Step 1: Update System Packages
Start by ensuring that all system packages on your Linux machine are up-to-date. This is a crucial initial step to prevent potential compatibility issues during the installation process.
sudo apt update && sudo apt upgrade -y
Step 2: Install Dependencies and Create Virtual Environment
Install necessary dependencies and create a virtual environment:
sudo apt install build-essential python3-dev libsqlite3-dev openssl sqlite default-libmysqlclient-dev libmysqlclient-dev
sudo apt install python3.8-venv
python3 -m venv ve
source ve/bin/activate
Step 3: Install Apache Airflow
Install Apache Airflow within the virtual environment:
pip install 'apache-airflow[celery]==2.6.3' --constraint "https://raw.githubusercontent.com/apache/airflow/constraints-2.6.3/constraints-3.8.txt"
pip install mysqlclient
airflow version
Step 4: Set Up DAGs Directory
Create a directory for DAGs:
mkdir /root/airflow/dags
cd /root/airflow/dags
Step 5: Mount DAGs & Logs Directory to a DFS
Mount the DAGs and logs directory to a distributed file system.
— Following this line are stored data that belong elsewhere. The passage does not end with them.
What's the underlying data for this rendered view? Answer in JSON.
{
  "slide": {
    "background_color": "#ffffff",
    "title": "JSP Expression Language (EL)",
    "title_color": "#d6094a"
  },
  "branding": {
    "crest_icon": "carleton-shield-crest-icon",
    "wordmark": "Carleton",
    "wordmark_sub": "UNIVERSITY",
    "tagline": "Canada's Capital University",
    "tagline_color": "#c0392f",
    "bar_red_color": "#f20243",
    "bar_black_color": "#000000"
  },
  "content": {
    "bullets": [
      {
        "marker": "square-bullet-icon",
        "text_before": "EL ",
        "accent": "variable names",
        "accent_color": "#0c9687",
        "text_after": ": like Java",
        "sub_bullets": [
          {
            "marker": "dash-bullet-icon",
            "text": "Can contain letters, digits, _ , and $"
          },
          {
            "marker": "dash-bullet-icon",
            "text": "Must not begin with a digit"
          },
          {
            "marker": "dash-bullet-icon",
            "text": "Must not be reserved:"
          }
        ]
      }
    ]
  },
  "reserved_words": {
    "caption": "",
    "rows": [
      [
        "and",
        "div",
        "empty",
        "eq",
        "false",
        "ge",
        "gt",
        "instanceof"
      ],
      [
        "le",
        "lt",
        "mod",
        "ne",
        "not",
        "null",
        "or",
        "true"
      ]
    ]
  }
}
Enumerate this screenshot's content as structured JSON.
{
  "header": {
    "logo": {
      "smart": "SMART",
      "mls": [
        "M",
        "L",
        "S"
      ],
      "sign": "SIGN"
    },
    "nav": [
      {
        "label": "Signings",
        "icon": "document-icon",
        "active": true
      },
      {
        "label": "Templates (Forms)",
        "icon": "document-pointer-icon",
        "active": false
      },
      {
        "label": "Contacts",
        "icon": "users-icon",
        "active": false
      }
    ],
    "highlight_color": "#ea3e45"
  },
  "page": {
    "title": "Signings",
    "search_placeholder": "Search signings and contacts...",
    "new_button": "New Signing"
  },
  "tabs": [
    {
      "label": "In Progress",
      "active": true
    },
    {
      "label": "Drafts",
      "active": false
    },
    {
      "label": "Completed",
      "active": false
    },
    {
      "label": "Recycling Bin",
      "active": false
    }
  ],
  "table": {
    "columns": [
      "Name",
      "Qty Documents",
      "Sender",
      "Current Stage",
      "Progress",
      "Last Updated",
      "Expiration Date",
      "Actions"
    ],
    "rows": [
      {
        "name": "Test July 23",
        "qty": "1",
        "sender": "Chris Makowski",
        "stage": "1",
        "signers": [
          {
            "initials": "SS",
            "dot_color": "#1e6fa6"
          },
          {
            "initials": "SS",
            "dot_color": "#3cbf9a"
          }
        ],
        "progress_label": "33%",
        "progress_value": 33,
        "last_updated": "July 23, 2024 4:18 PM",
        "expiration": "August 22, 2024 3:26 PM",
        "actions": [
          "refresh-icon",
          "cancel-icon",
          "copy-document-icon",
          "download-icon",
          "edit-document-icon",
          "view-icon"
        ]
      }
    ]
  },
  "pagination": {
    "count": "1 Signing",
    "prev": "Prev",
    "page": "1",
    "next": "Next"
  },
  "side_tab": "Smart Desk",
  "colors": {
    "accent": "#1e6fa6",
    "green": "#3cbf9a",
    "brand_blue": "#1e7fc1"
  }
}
Step 6: Edit Airflow Configuration
Edit the airflow.cfg
configuration file with the following details:
executor = CeleryExecutor
sql_alchemy_conn = mysql://*****:**@******:3306/airflow_demo
broker_url = amqp://****:****@*****:5672/airflowhost
dag_dir_list_interval = 30
Step 7: Initialize Airflow
Initialize Airflow after configuration:
airflow db init
Step 8: Repeat Steps 1–7 on Worker Nodes
Repeat steps 1 to 7 on worker nodes. Replace the airflow.cfg
file from the workers with the master's airflow.cfg
.
Start the Airflow webserver and scheduler on the master:
airflow webserver -p 8080
airflow scheduler
Step 10: Start Airflow Workers on Worker Nodes
Start Airflow workers on both worker nodes:
airflow celery worker
Conclusion
Your Apache Airflow setup with Celery Executor on a distributed environment is now complete. You can access the Airflow UI on the master node at http://<master-node-ip>:8080
and start managing and monitoring your workflows.